Cooperación con Pueblos Indígenas

Las organizaciones de pueblos indígenas, así como los movimientos sociales en América Latina, son amplios y diversos. Las organizaciones indígenas no son homogéneas y no se pueden relacionar ni pensar desde una mirada única, puesto que aparecen bajo una variedad de contextos y suceden en regímenes democráticos o autoritarios y en estados federales o centralizados.

Desde los periodos coloniales y postcolonials, los pueblos indígenas se encuentran inmersos en sistemas políticos ajenos y externos, definidos por los respectivos estados. En estos contextos, se siguen produciendo varias maneras de opresión, marginación y exclusión que permiten la apropiación de sus tierras ancestrales, la extracción de sus recursos naturales y la degradación del medio ambiente.
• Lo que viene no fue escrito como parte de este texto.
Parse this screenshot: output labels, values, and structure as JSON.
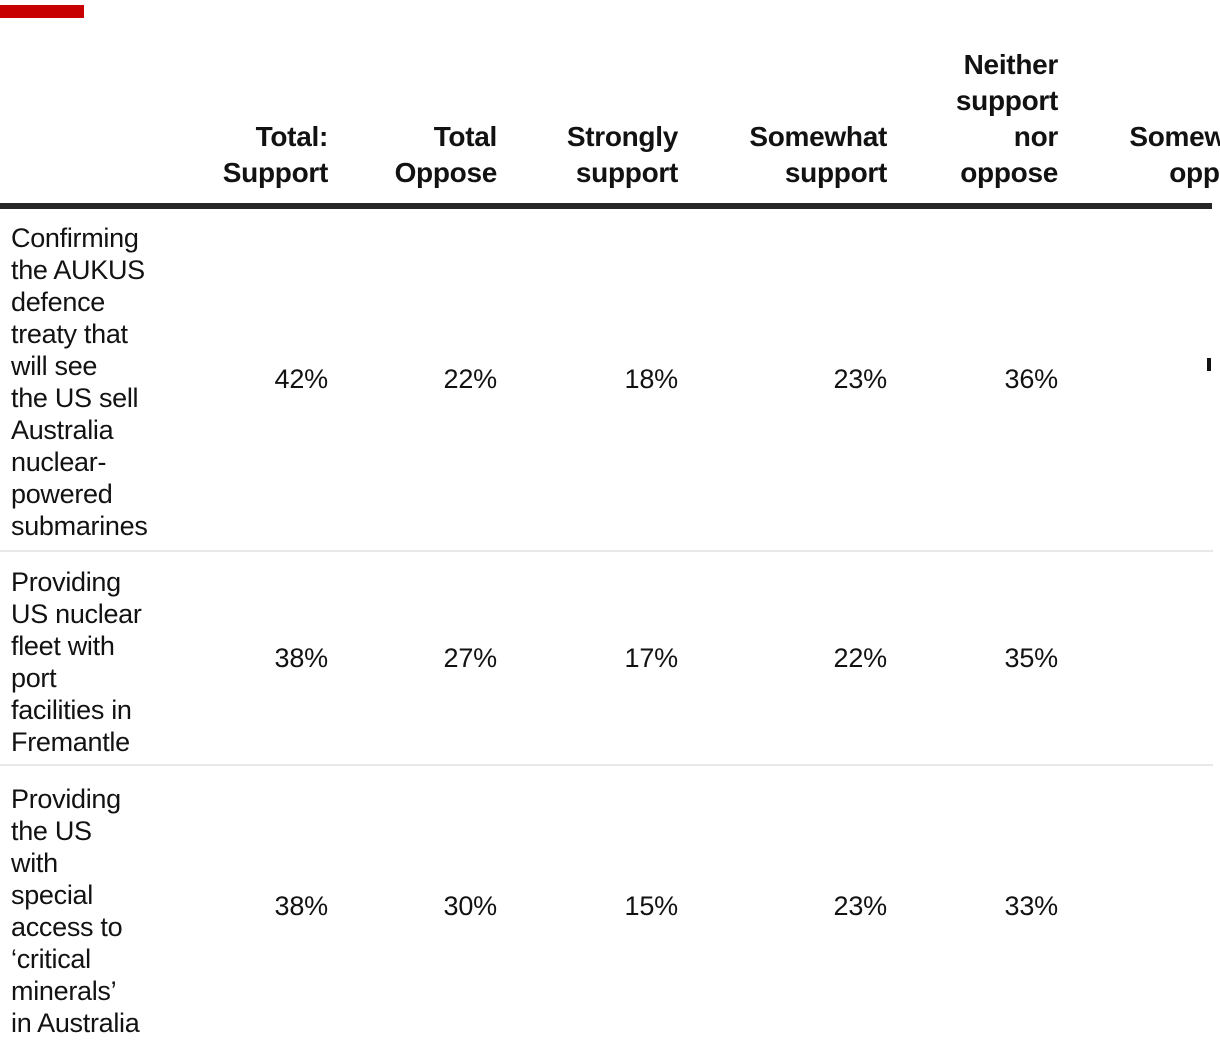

Enfrente este contexto de empobrecimiento en un sentido amplio, desde finales de los años ochenta se enfatizan las reivindicaciones y demandas de los pueblos indígenas hacia sus respectivos estados nacionales y hacia la audiencia internacional.

Consideramos que la reivindicación de la autonomía indígena representa una estrategia activa de articulación por parte de los pueblos indígenas en relación a los estados nacionales y a los organismos internacionales puesto que se entiende como un derecho que los permite ejercer sus formas propias de organización social, elegir autogobiernos, acceder a los territorios y a sus recursos de forma colectiva, así como mantener y difundir su propia cultura y organización política.